UK GDPR is the data protection law that applies to almost every business that handles personal data, whatever its size. The good news for a small firm: it comes down to a handful of records and habits, not a legal department. This guide explains what you actually need in place, and links every SecurSentry guide on the topic.
UK GDPR is the data protection law that governs how you collect, use and look after personal data, and it applies to your business whatever its size. It sits alongside the Data Protection Act 2018 and is overseen by the ICO, the UK’s data protection regulator. There is no general small-business exemption, so if you hold information that can identify a person (a customer list, staff records, enquiries from a web form) you are in scope. For the full plain-English walk-through, start with GDPR for small businesses.
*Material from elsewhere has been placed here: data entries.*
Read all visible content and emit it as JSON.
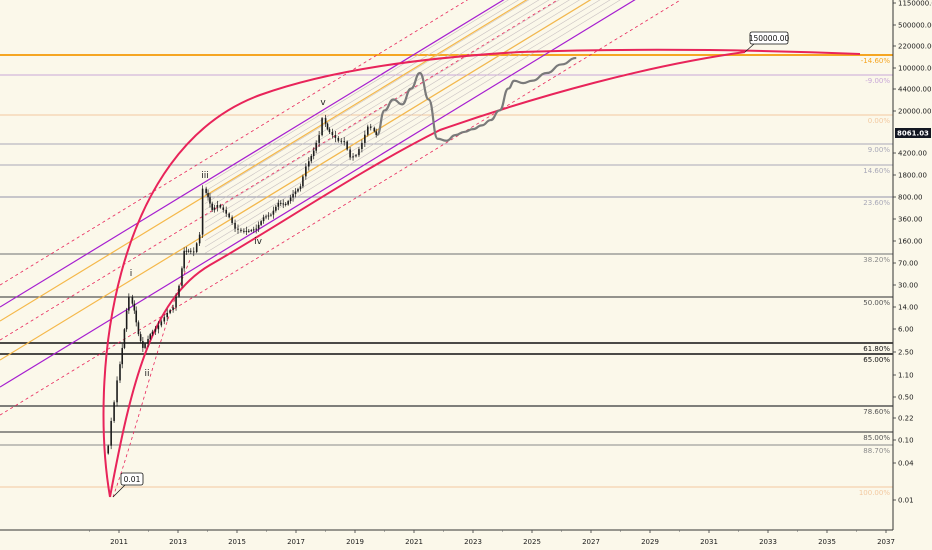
{
  "chart_data": {
    "type": "line",
    "scale": "log",
    "colors": {
      "background": "#fbf8ea",
      "arc": "#e8245a",
      "channel_outer": "#a61fd0",
      "channel_mid": "#f5b84a",
      "fan_lines": "#c9c2c2",
      "dashed": "#e8245a",
      "forecast": "#7a7a7a",
      "orange_level": "#f5a623"
    },
    "x_axis": {
      "ticks": [
        "2011",
        "2013",
        "2015",
        "2017",
        "2019",
        "2021",
        "2023",
        "2025",
        "2027",
        "2029",
        "2031",
        "2033",
        "2035",
        "2037"
      ]
    },
    "y_axis": {
      "ticks": [
        "1150000.00",
        "500000.00",
        "220000.00",
        "100000.00",
        "44000.00",
        "20000.00",
        "8061.03",
        "4200.00",
        "1800.00",
        "800.00",
        "360.00",
        "160.00",
        "70.00",
        "30.00",
        "14.00",
        "6.00",
        "2.50",
        "1.10",
        "0.50",
        "0.22",
        "0.10",
        "0.04",
        "0.01"
      ],
      "current_price": "8061.03"
    },
    "fib_levels": [
      {
        "label": "-14.60%",
        "color": "#f5a623"
      },
      {
        "label": "-9.00%",
        "color": "#c9a8d8"
      },
      {
        "label": "0.00%",
        "color": "#f3c9a0"
      },
      {
        "label": "9.00%",
        "color": "#a8a8b8"
      },
      {
        "label": "14.60%",
        "color": "#a8a8b8"
      },
      {
        "label": "23.60%",
        "color": "#a8a8b8"
      },
      {
        "label": "38.20%",
        "color": "#8a8a8a"
      },
      {
        "label": "50.00%",
        "color": "#555555"
      },
      {
        "label": "61.80%",
        "color": "#111111"
      },
      {
        "label": "65.00%",
        "color": "#111111"
      },
      {
        "label": "78.60%",
        "color": "#555555"
      },
      {
        "label": "85.00%",
        "color": "#555555"
      },
      {
        "label": "88.70%",
        "color": "#8a8a8a"
      },
      {
        "label": "100.00%",
        "color": "#f3c9a0"
      }
    ],
    "wave_labels": [
      "i",
      "ii",
      "iii",
      "iv",
      "v"
    ],
    "annotations": [
      {
        "text": "150000.00"
      },
      {
        "text": "0.01"
      }
    ],
    "series": [
      {
        "kind": "price",
        "points": [
          [
            "2010.60",
            0.06
          ],
          [
            "2010.70",
            0.08
          ],
          [
            "2010.80",
            0.2
          ],
          [
            "2010.90",
            0.4
          ],
          [
            "2011.00",
            0.9
          ],
          [
            "2011.15",
            3.0
          ],
          [
            "2011.30",
            12.0
          ],
          [
            "2011.42",
            20.0
          ],
          [
            "2011.55",
            12.0
          ],
          [
            "2011.70",
            5.0
          ],
          [
            "2011.85",
            3.0
          ],
          [
            "2011.95",
            3.5
          ],
          [
            "2012.10",
            5.0
          ],
          [
            "2012.30",
            6.0
          ],
          [
            "2012.50",
            8.0
          ],
          [
            "2012.70",
            11.0
          ],
          [
            "2012.90",
            13.5
          ],
          [
            "2013.10",
            30.0
          ],
          [
            "2013.25",
            110.0
          ],
          [
            "2013.40",
            110.0
          ],
          [
            "2013.60",
            105.0
          ],
          [
            "2013.80",
            200.0
          ],
          [
            "2013.92",
            1100.0
          ],
          [
            "2014.05",
            800.0
          ],
          [
            "2014.20",
            500.0
          ],
          [
            "2014.40",
            600.0
          ],
          [
            "2014.60",
            500.0
          ],
          [
            "2014.80",
            380.0
          ],
          [
            "2015.00",
            250.0
          ],
          [
            "2015.20",
            230.0
          ],
          [
            "2015.45",
            230.0
          ],
          [
            "2015.70",
            250.0
          ],
          [
            "2015.95",
            380.0
          ],
          [
            "2016.20",
            420.0
          ],
          [
            "2016.45",
            650.0
          ],
          [
            "2016.70",
            610.0
          ],
          [
            "2016.95",
            900.0
          ],
          [
            "2017.20",
            1200.0
          ],
          [
            "2017.40",
            2500.0
          ],
          [
            "2017.65",
            4500.0
          ],
          [
            "2017.85",
            8000.0
          ],
          [
            "2017.97",
            15000.0
          ],
          [
            "2018.10",
            10000.0
          ],
          [
            "2018.30",
            8000.0
          ],
          [
            "2018.50",
            6500.0
          ],
          [
            "2018.70",
            6300.0
          ],
          [
            "2018.90",
            3500.0
          ],
          [
            "2019.10",
            3800.0
          ],
          [
            "2019.30",
            6000.0
          ],
          [
            "2019.50",
            11000.0
          ],
          [
            "2019.62",
            10500.0
          ],
          [
            "2019.75",
            8061.03
          ]
        ]
      },
      {
        "kind": "projection",
        "points": [
          [
            "2019.75",
            8061.03
          ],
          [
            "2020.00",
            20000.0
          ],
          [
            "2020.30",
            30000.0
          ],
          [
            "2020.60",
            25000.0
          ],
          [
            "2020.90",
            45000.0
          ],
          [
            "2021.20",
            80000.0
          ],
          [
            "2021.50",
            30000.0
          ],
          [
            "2021.80",
            7000.0
          ],
          [
            "2022.10",
            6500.0
          ],
          [
            "2022.40",
            8000.0
          ],
          [
            "2022.70",
            9000.0
          ],
          [
            "2023.00",
            10000.0
          ],
          [
            "2023.30",
            11500.0
          ],
          [
            "2023.60",
            14000.0
          ],
          [
            "2023.90",
            20000.0
          ],
          [
            "2024.20",
            45000.0
          ],
          [
            "2024.40",
            60000.0
          ],
          [
            "2024.70",
            55000.0
          ],
          [
            "2025.00",
            60000.0
          ],
          [
            "2025.50",
            80000.0
          ],
          [
            "2026.00",
            110000.0
          ],
          [
            "2026.50",
            140000.0
          ]
        ]
      }
    ]
  }
}
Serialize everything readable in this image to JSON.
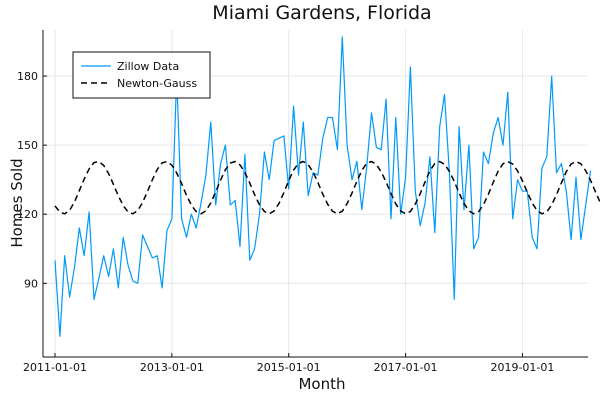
{
  "chart_data": {
    "type": "line",
    "title": "Miami Gardens, Florida",
    "xlabel": "Month",
    "ylabel": "Homes Sold",
    "x_ticks": [
      "2011-01-01",
      "2013-01-01",
      "2015-01-01",
      "2017-01-01",
      "2019-01-01"
    ],
    "y_ticks": [
      90,
      120,
      150,
      180
    ],
    "xlim": [
      "2011-01-01",
      "2019-12-01"
    ],
    "ylim": [
      58,
      200
    ],
    "grid": true,
    "legend_position": "top-left",
    "series": [
      {
        "name": "Zillow Data",
        "color": "#009af9",
        "style": "solid",
        "x_start": "2011-01-01",
        "x_frequency": "monthly",
        "values": [
          100,
          67,
          102,
          84,
          97,
          114,
          102,
          121,
          83,
          92,
          102,
          93,
          105,
          88,
          110,
          98,
          91,
          90,
          111,
          106,
          101,
          102,
          88,
          113,
          118,
          180,
          118,
          110,
          120,
          114,
          125,
          137,
          160,
          124,
          142,
          150,
          124,
          126,
          106,
          146,
          100,
          105,
          120,
          147,
          135,
          152,
          153,
          154,
          131,
          167,
          137,
          160,
          128,
          138,
          137,
          153,
          162,
          162,
          148,
          197,
          150,
          135,
          143,
          122,
          140,
          164,
          149,
          148,
          170,
          118,
          162,
          120,
          136,
          184,
          130,
          115,
          125,
          145,
          112,
          158,
          172,
          138,
          83,
          158,
          122,
          150,
          105,
          110,
          147,
          142,
          155,
          162,
          150,
          173,
          118,
          135,
          130,
          130,
          110,
          105,
          140,
          145,
          180,
          138,
          142,
          130,
          109,
          136,
          109,
          124,
          139
        ]
      },
      {
        "name": "Newton-Gauss",
        "color": "#000000",
        "style": "dashed",
        "x_start": "2011-01-01",
        "x_frequency": "monthly",
        "values": [
          123.6,
          120.9,
          120.2,
          121.7,
          125.3,
          130.2,
          135.3,
          139.7,
          142.4,
          142.9,
          141.2,
          137.7,
          133.0,
          128.0,
          123.8,
          121.0,
          120.2,
          121.6,
          125.1,
          129.9,
          135.0,
          139.5,
          142.3,
          142.9,
          141.3,
          137.9,
          133.3,
          128.2,
          124.0,
          121.1,
          120.2,
          121.5,
          124.9,
          129.7,
          134.8,
          139.3,
          142.2,
          142.9,
          141.4,
          138.1,
          133.5,
          128.5,
          124.1,
          121.2,
          120.2,
          121.4,
          124.7,
          129.4,
          134.6,
          139.2,
          142.1,
          142.9,
          141.5,
          138.3,
          133.8,
          128.7,
          124.3,
          121.3,
          120.2,
          121.3,
          124.6,
          129.2,
          134.3,
          139.0,
          142.1,
          142.9,
          141.6,
          138.4,
          134.0,
          129.0,
          124.5,
          121.4,
          120.2,
          121.2,
          124.4,
          128.9,
          134.1,
          138.8,
          142.0,
          142.9,
          141.7,
          138.6,
          134.2,
          129.2,
          124.7,
          121.5,
          120.2,
          121.1,
          124.2,
          128.7,
          133.8,
          138.7,
          141.9,
          142.9,
          141.8,
          138.8,
          134.5,
          129.5,
          124.9,
          121.6,
          120.2,
          121.0,
          124.1,
          128.5,
          133.6,
          138.5,
          141.8,
          142.9,
          141.9,
          138.9,
          134.7,
          129.7,
          125.0,
          121.7,
          120.2
        ]
      }
    ]
  }
}
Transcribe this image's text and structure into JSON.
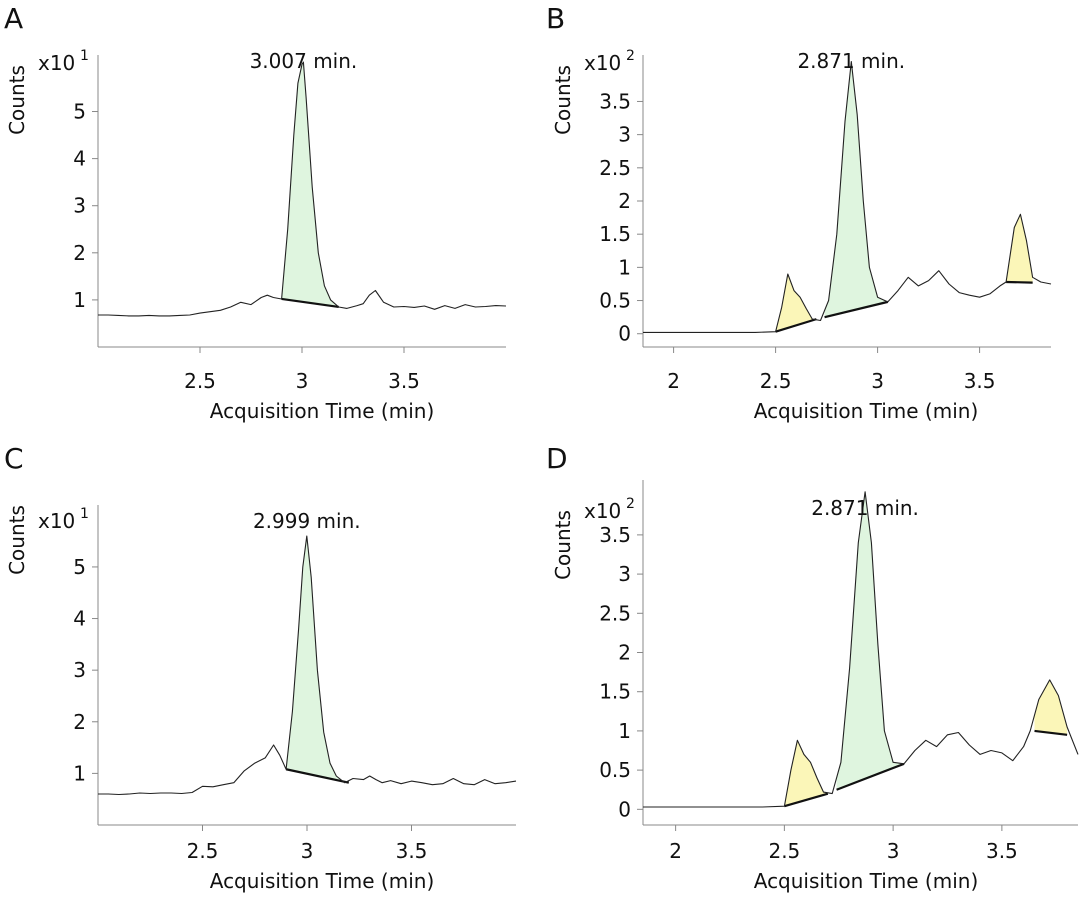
{
  "figure": {
    "title": ""
  },
  "chart_data": [
    {
      "panel": "A",
      "type": "line",
      "xlabel": "Acquisition Time (min)",
      "ylabel": "Counts",
      "y_scale_base": "x10",
      "y_scale_exp": "1",
      "xlim": [
        2.0,
        4.0
      ],
      "ylim": [
        0.0,
        6.2
      ],
      "xticks": [
        2.5,
        3,
        3.5
      ],
      "xtick_labels": [
        "2.5",
        "3",
        "3.5"
      ],
      "yticks": [
        1,
        2,
        3,
        4,
        5
      ],
      "ytick_labels": [
        "1",
        "2",
        "3",
        "4",
        "5"
      ],
      "peak_label": "3.007 min.",
      "peak_time": 3.007,
      "trace": {
        "x": [
          2.0,
          2.05,
          2.1,
          2.15,
          2.2,
          2.25,
          2.3,
          2.35,
          2.4,
          2.45,
          2.5,
          2.55,
          2.6,
          2.65,
          2.7,
          2.75,
          2.8,
          2.83,
          2.86,
          2.9,
          2.93,
          2.96,
          2.98,
          3.0,
          3.007,
          3.02,
          3.05,
          3.08,
          3.11,
          3.14,
          3.18,
          3.22,
          3.27,
          3.3,
          3.33,
          3.36,
          3.4,
          3.45,
          3.5,
          3.55,
          3.6,
          3.65,
          3.7,
          3.75,
          3.8,
          3.85,
          3.9,
          3.95,
          4.0
        ],
        "y": [
          0.68,
          0.68,
          0.67,
          0.66,
          0.66,
          0.67,
          0.66,
          0.66,
          0.67,
          0.68,
          0.72,
          0.75,
          0.78,
          0.85,
          0.95,
          0.9,
          1.05,
          1.1,
          1.05,
          1.02,
          2.5,
          4.5,
          5.6,
          6.0,
          6.05,
          5.3,
          3.4,
          2.0,
          1.3,
          1.0,
          0.85,
          0.82,
          0.88,
          0.92,
          1.1,
          1.2,
          0.95,
          0.85,
          0.86,
          0.84,
          0.87,
          0.8,
          0.88,
          0.82,
          0.9,
          0.85,
          0.86,
          0.88,
          0.87
        ]
      },
      "peaks": [
        {
          "start": 2.9,
          "end": 3.18,
          "base_start": 1.02,
          "base_end": 0.85,
          "color": "#dff5df"
        }
      ]
    },
    {
      "panel": "B",
      "type": "line",
      "xlabel": "Acquisition Time (min)",
      "ylabel": "Counts",
      "y_scale_base": "x10",
      "y_scale_exp": "2",
      "xlim": [
        1.85,
        3.85
      ],
      "ylim": [
        -0.2,
        4.2
      ],
      "xticks": [
        2,
        2.5,
        3,
        3.5
      ],
      "xtick_labels": [
        "2",
        "2.5",
        "3",
        "3.5"
      ],
      "yticks": [
        0,
        0.5,
        1,
        1.5,
        2,
        2.5,
        3,
        3.5
      ],
      "ytick_labels": [
        "0",
        "0.5",
        "1",
        "1.5",
        "2",
        "2.5",
        "3",
        "3.5"
      ],
      "peak_label": "2.871 min.",
      "peak_time": 2.871,
      "trace": {
        "x": [
          1.85,
          2.0,
          2.2,
          2.4,
          2.5,
          2.53,
          2.56,
          2.59,
          2.62,
          2.65,
          2.68,
          2.72,
          2.76,
          2.8,
          2.84,
          2.871,
          2.9,
          2.93,
          2.96,
          3.0,
          3.05,
          3.1,
          3.15,
          3.2,
          3.25,
          3.3,
          3.35,
          3.4,
          3.45,
          3.5,
          3.55,
          3.6,
          3.63,
          3.67,
          3.7,
          3.73,
          3.76,
          3.8,
          3.85
        ],
        "y": [
          0.02,
          0.02,
          0.02,
          0.02,
          0.03,
          0.4,
          0.9,
          0.65,
          0.55,
          0.38,
          0.22,
          0.2,
          0.5,
          1.5,
          3.2,
          4.1,
          3.3,
          2.0,
          1.0,
          0.55,
          0.48,
          0.65,
          0.85,
          0.72,
          0.8,
          0.95,
          0.75,
          0.62,
          0.58,
          0.55,
          0.6,
          0.72,
          0.78,
          1.6,
          1.8,
          1.4,
          0.85,
          0.78,
          0.75
        ]
      },
      "peaks": [
        {
          "start": 2.5,
          "end": 2.7,
          "base_start": 0.03,
          "base_end": 0.22,
          "color": "#fbf6b8"
        },
        {
          "start": 2.74,
          "end": 3.05,
          "base_start": 0.25,
          "base_end": 0.48,
          "color": "#dff5df"
        },
        {
          "start": 3.63,
          "end": 3.76,
          "base_start": 0.78,
          "base_end": 0.77,
          "color": "#fbf6b8"
        }
      ]
    },
    {
      "panel": "C",
      "type": "line",
      "xlabel": "Acquisition Time (min)",
      "ylabel": "Counts",
      "y_scale_base": "x10",
      "y_scale_exp": "1",
      "xlim": [
        2.0,
        4.0
      ],
      "ylim": [
        0.0,
        6.2
      ],
      "xticks": [
        2.5,
        3,
        3.5
      ],
      "xtick_labels": [
        "2.5",
        "3",
        "3.5"
      ],
      "yticks": [
        1,
        2,
        3,
        4,
        5
      ],
      "ytick_labels": [
        "1",
        "2",
        "3",
        "4",
        "5"
      ],
      "peak_label": "2.999 min.",
      "peak_time": 2.999,
      "trace": {
        "x": [
          2.0,
          2.05,
          2.1,
          2.15,
          2.2,
          2.25,
          2.3,
          2.35,
          2.4,
          2.45,
          2.5,
          2.55,
          2.6,
          2.65,
          2.7,
          2.75,
          2.8,
          2.84,
          2.87,
          2.9,
          2.93,
          2.96,
          2.98,
          2.999,
          3.02,
          3.05,
          3.08,
          3.11,
          3.14,
          3.18,
          3.22,
          3.27,
          3.3,
          3.33,
          3.36,
          3.4,
          3.45,
          3.5,
          3.55,
          3.6,
          3.65,
          3.7,
          3.75,
          3.8,
          3.85,
          3.9,
          3.95,
          4.0
        ],
        "y": [
          0.6,
          0.6,
          0.59,
          0.6,
          0.62,
          0.61,
          0.62,
          0.62,
          0.61,
          0.63,
          0.75,
          0.74,
          0.78,
          0.82,
          1.05,
          1.2,
          1.3,
          1.55,
          1.35,
          1.08,
          2.2,
          3.8,
          5.0,
          5.6,
          4.8,
          3.0,
          1.8,
          1.2,
          0.95,
          0.82,
          0.9,
          0.88,
          0.95,
          0.88,
          0.82,
          0.86,
          0.8,
          0.85,
          0.82,
          0.78,
          0.8,
          0.9,
          0.8,
          0.78,
          0.88,
          0.8,
          0.82,
          0.85
        ]
      },
      "peaks": [
        {
          "start": 2.9,
          "end": 3.2,
          "base_start": 1.08,
          "base_end": 0.82,
          "color": "#dff5df"
        }
      ]
    },
    {
      "panel": "D",
      "type": "line",
      "xlabel": "Acquisition Time (min)",
      "ylabel": "Counts",
      "y_scale_base": "x10",
      "y_scale_exp": "2",
      "xlim": [
        1.85,
        3.85
      ],
      "ylim": [
        -0.2,
        4.2
      ],
      "xticks": [
        2,
        2.5,
        3,
        3.5
      ],
      "xtick_labels": [
        "2",
        "2.5",
        "3",
        "3.5"
      ],
      "yticks": [
        0,
        0.5,
        1,
        1.5,
        2,
        2.5,
        3,
        3.5
      ],
      "ytick_labels": [
        "0",
        "0.5",
        "1",
        "1.5",
        "2",
        "2.5",
        "3",
        "3.5"
      ],
      "peak_label": "2.871 min.",
      "peak_time": 2.871,
      "trace": {
        "x": [
          1.85,
          2.0,
          2.2,
          2.4,
          2.5,
          2.53,
          2.56,
          2.59,
          2.62,
          2.65,
          2.68,
          2.72,
          2.76,
          2.8,
          2.84,
          2.871,
          2.9,
          2.93,
          2.96,
          3.0,
          3.05,
          3.1,
          3.15,
          3.2,
          3.25,
          3.3,
          3.35,
          3.4,
          3.45,
          3.5,
          3.55,
          3.6,
          3.63,
          3.67,
          3.72,
          3.76,
          3.8,
          3.85
        ],
        "y": [
          0.03,
          0.03,
          0.03,
          0.03,
          0.04,
          0.5,
          0.88,
          0.7,
          0.6,
          0.4,
          0.22,
          0.2,
          0.6,
          1.8,
          3.4,
          4.05,
          3.4,
          2.1,
          1.0,
          0.6,
          0.58,
          0.75,
          0.88,
          0.8,
          0.95,
          0.98,
          0.82,
          0.7,
          0.75,
          0.72,
          0.62,
          0.8,
          1.0,
          1.4,
          1.65,
          1.45,
          1.05,
          0.7
        ]
      },
      "peaks": [
        {
          "start": 2.5,
          "end": 2.7,
          "base_start": 0.04,
          "base_end": 0.2,
          "color": "#fbf6b8"
        },
        {
          "start": 2.74,
          "end": 3.05,
          "base_start": 0.25,
          "base_end": 0.58,
          "color": "#dff5df"
        },
        {
          "start": 3.65,
          "end": 3.8,
          "base_start": 1.0,
          "base_end": 0.95,
          "color": "#fbf6b8"
        }
      ]
    }
  ]
}
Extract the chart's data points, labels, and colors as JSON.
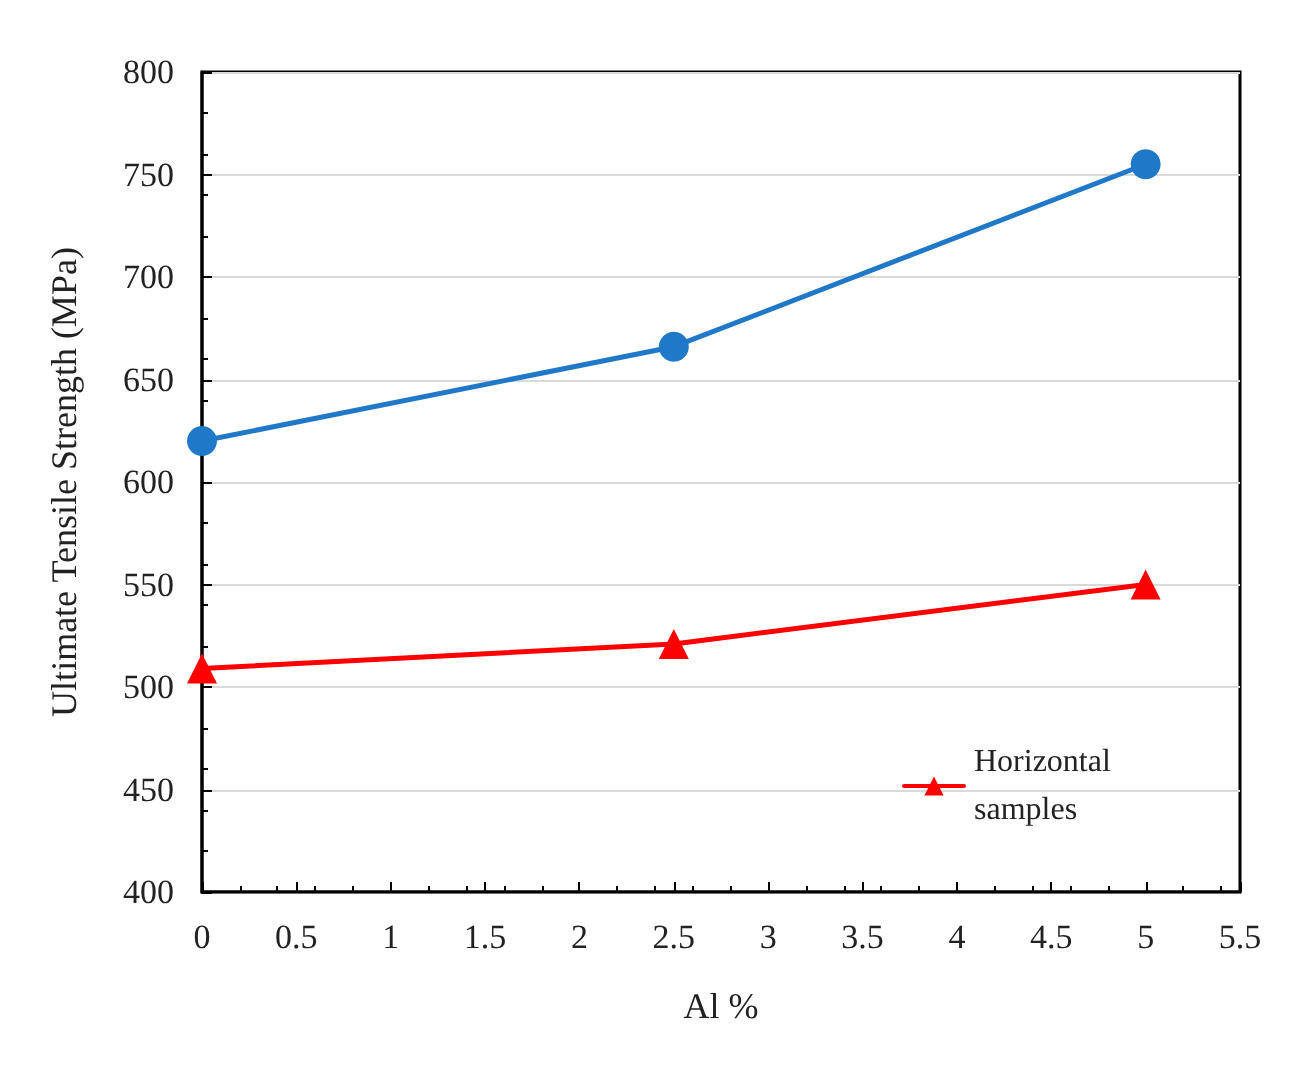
{
  "chart_data": {
    "type": "line",
    "xlabel": "Al %",
    "ylabel": "Ultimate Tensile Strength (MPa)",
    "x": [
      0,
      2.5,
      5
    ],
    "series": [
      {
        "color": "#1f78c8",
        "marker": "circle",
        "values": [
          620,
          666,
          755
        ]
      },
      {
        "name": "Horizontal samples",
        "color": "#ff0000",
        "marker": "triangle",
        "values": [
          509,
          521,
          550
        ]
      }
    ],
    "xlim": [
      0,
      5.5
    ],
    "xticks": [
      0,
      0.5,
      1,
      1.5,
      2,
      2.5,
      3,
      3.5,
      4,
      4.5,
      5,
      5.5
    ],
    "ylim": [
      400,
      800
    ],
    "yticks": [
      400,
      450,
      500,
      550,
      600,
      650,
      700,
      750,
      800
    ],
    "grid": "y",
    "legend": "bottom right",
    "line_style": "solid"
  }
}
The part that surprises owners is how reasonable it is in practice. The law is built on a few principles: be clear with people about what you do with their data, only collect what you need, keep it accurate and secure, hold it no longer than necessary, and be able to account for all of that. None of it asks a small firm to behave like a bank. It asks you to know what you hold and treat it with a bit of care.
It also scales to your risk. A two-person studio with a customer mailing list has far less to do than a firm processing health records all day. So the honest answer to “what do I have to do?” is: the basics, done properly, and a couple of plans kept ready. The rest of this guide is those basics.
Strip away the jargon and UK GDPR for a small business comes down to this short list. Our GDPR starter pack walks through each one as something you can draft yourself.
Put these in place and you have done the substance of UK GDPR. The point was never the paperwork; it is that you genuinely know what you hold and look after it.
Two acronyms worry small-business owners more than they should. A Data Protection Officer is a formal role the law only makes mandatory in narrow cases: public authorities, and businesses whose core work is large-scale monitoring of people or large-scale handling of sensitive data. Most small firms need someone responsible for data protection, but not a statutory DPO. Our guide on whether you need a DPO walks through the test.
A Data Protection Impact Assessment is a risk assessment you run before a genuinely high-risk project, such as significant staff monitoring or using AI to make decisions about people. Ordinary processing does not need one, but you should screen new projects so you spot the moment one does. We cover that in do you need a DPIA?
Start wherever your question is. Each guide is a short, plain-English read, and they build on each other as you go.
Start here
When someone asks, or something goes wrong
The security that GDPR expects is the everyday security work customers ask about too. Do it once and write it down, and the same effort answers a questionnaire, supports a certification, and keeps personal data safe. We're building SecurSentry around exactly that.
Yes. UK GDPR applies to almost any organisation that handles personal data about individuals, regardless of size, and there is no general small-business exemption. If you hold names, email addresses, or anything else that can identify a person, you have obligations. The reassurance is that for most small firms those obligations are proportionate to what you actually do with data.
The core set is short: a clear privacy notice, a simple record of the personal data you hold and why, a lawful basis for each use, appropriate security, sensible retention, and a ready plan for handling subject access requests and data breaches. Most of these are documents you can draft yourself; a few are ongoing habits.
Probably not. A DPO is legally required only for public authorities, organisations whose core activities involve large-scale, regular and systematic monitoring of individuals, or those processing special category or criminal-offence data on a large scale. Most small businesses fall outside all three, though you should still give someone clear internal responsibility for data protection.
UK GDPR requires 'appropriate' security for personal data but doesn't prescribe exactly how. Cyber Essentials gives you a concrete, recognised set of basics, like access control, patching and secure configuration, that directly support the security part of GDPR. Doing one makes the other easier to evidence, which is why the work carries across.